If the reciprocal of the terms is in AP, a series of numbers is referred to as a harmonic progression. If the reciprocal of the terms is in AP, a series of numbers is referred to as a harmonic progression.
Formula used:
\[\log (ab) = \log a + \log b\]
If \[a,b,c\] are in H.P. then
\[ \frac{2}{b} = \frac{1}{c} + \frac{1}{a}\]
Complete step-by-step solution
The given equation is
\[{x^a} = {x^{b/2}}{z^{b/2}}\]
Take log on both the sides, the equation becomes
\[a\log x = \frac{b}{2}\log x + \frac{b}{2}\log z\]
\[ = > \frac{b}{2}\log z = (a - \frac{b}{2})\log x\] ---(1)
Also, the given equation is \[{x^a} = {z^c}\]
On both sides, log value should be taken
\[a\log x = c\log z\]
\[ = > \log z = \frac{{a\log x}}{c}\] ---(2)
Substitute the value of log z in equation (1)
\[\frac{1}{{2c}} = \frac{1}{b} - \frac{1}{{2a}}\]
\[ = > \frac{1}{b} = \frac{1}{2}(\frac{1}{c} + \frac{1}{a})\]
\[ = > \frac{2}{b} = \frac{1}{c} + \frac{1}{a}\]
As \[a,b,c\] meet the requirements for H.P., they are thus in H.P.

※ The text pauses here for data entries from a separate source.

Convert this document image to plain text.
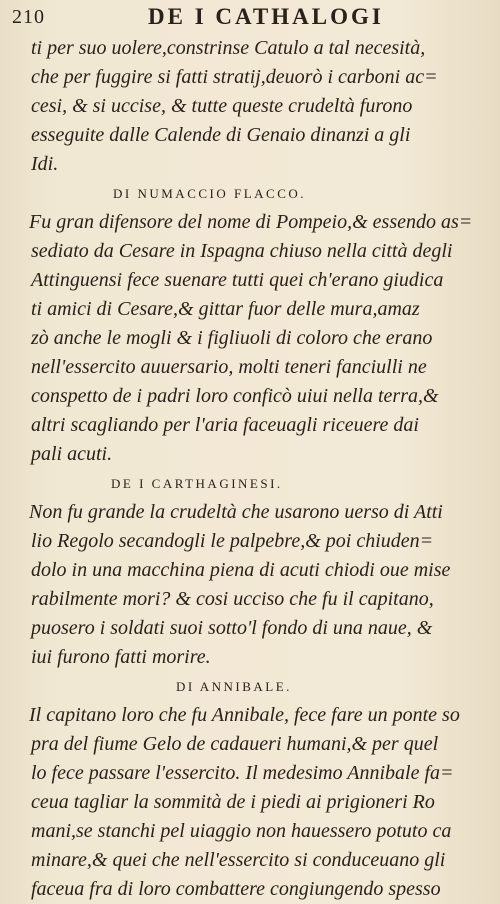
210	DE I CATHALOGI
ti per suo uolere,constrinse Catulo a tal necesità,
che per fuggire si fatti stratij,deuorò i carboni ac=
cesi, & si uccise, & tutte queste crudeltà furono
esseguite dalle Calende di Genaio dinanzi a gli
Idi.
DI NUMACCIO FLACCO.
Fu gran difensore del nome di Pompeio,& essendo as=
sediato da Cesare in Ispagna chiuso nella città degli
Attinguensi fece suenare tutti quei ch'erano giudica
ti amici di Cesare,& gittar fuor delle mura,amaz
zò anche le mogli & i figliuoli di coloro che erano
nell'essercito auuersario, molti teneri fanciulli ne
conspetto de i padri loro conficò uiui nella terra,&
altri scagliando per l'aria faceuagli riceuere dai
pali acuti.
DE I CARTHAGINESI.
Non fu grande la crudeltà che usarono uerso di Atti
lio Regolo secandogli le palpebre,& poi chiuden=
dolo in una macchina piena di acuti chiodi oue mise
rabilmente mori? & cosi ucciso che fu il capitano,
puosero i soldati suoi sotto'l fondo di una naue, &
iui furono fatti morire.
DI ANNIBALE.
Il capitano loro che fu Annibale, fece fare un ponte so
pra del fiume Gelo de cadaueri humani,& per quel
lo fece passare l'essercito. Il medesimo Annibale fa=
ceua tagliar la sommità de i piedi ai prigioneri Ro
mani,se stanchi pel uiaggio non hauessero potuto ca
minare,& quei che nell'essercito si conduceuano gli
faceua fra di loro combattere congiungendo spesso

Therefore, the correct option is C.
Note
The reciprocal of the nth term in the equivalent arithmetic progression is the nth term in a harmonic progression. In a geometric progression (GP), the common ratio is multiplied by the previous term to produce each succeeding term. If the reciprocal of the terms is in AP, a series of numbers is referred to as a harmonic progression. A progression is a pattern-following series of numbers. A series of real numbers known as a harmonic progression (HP) is created by taking the reciprocals of the arithmetic progression.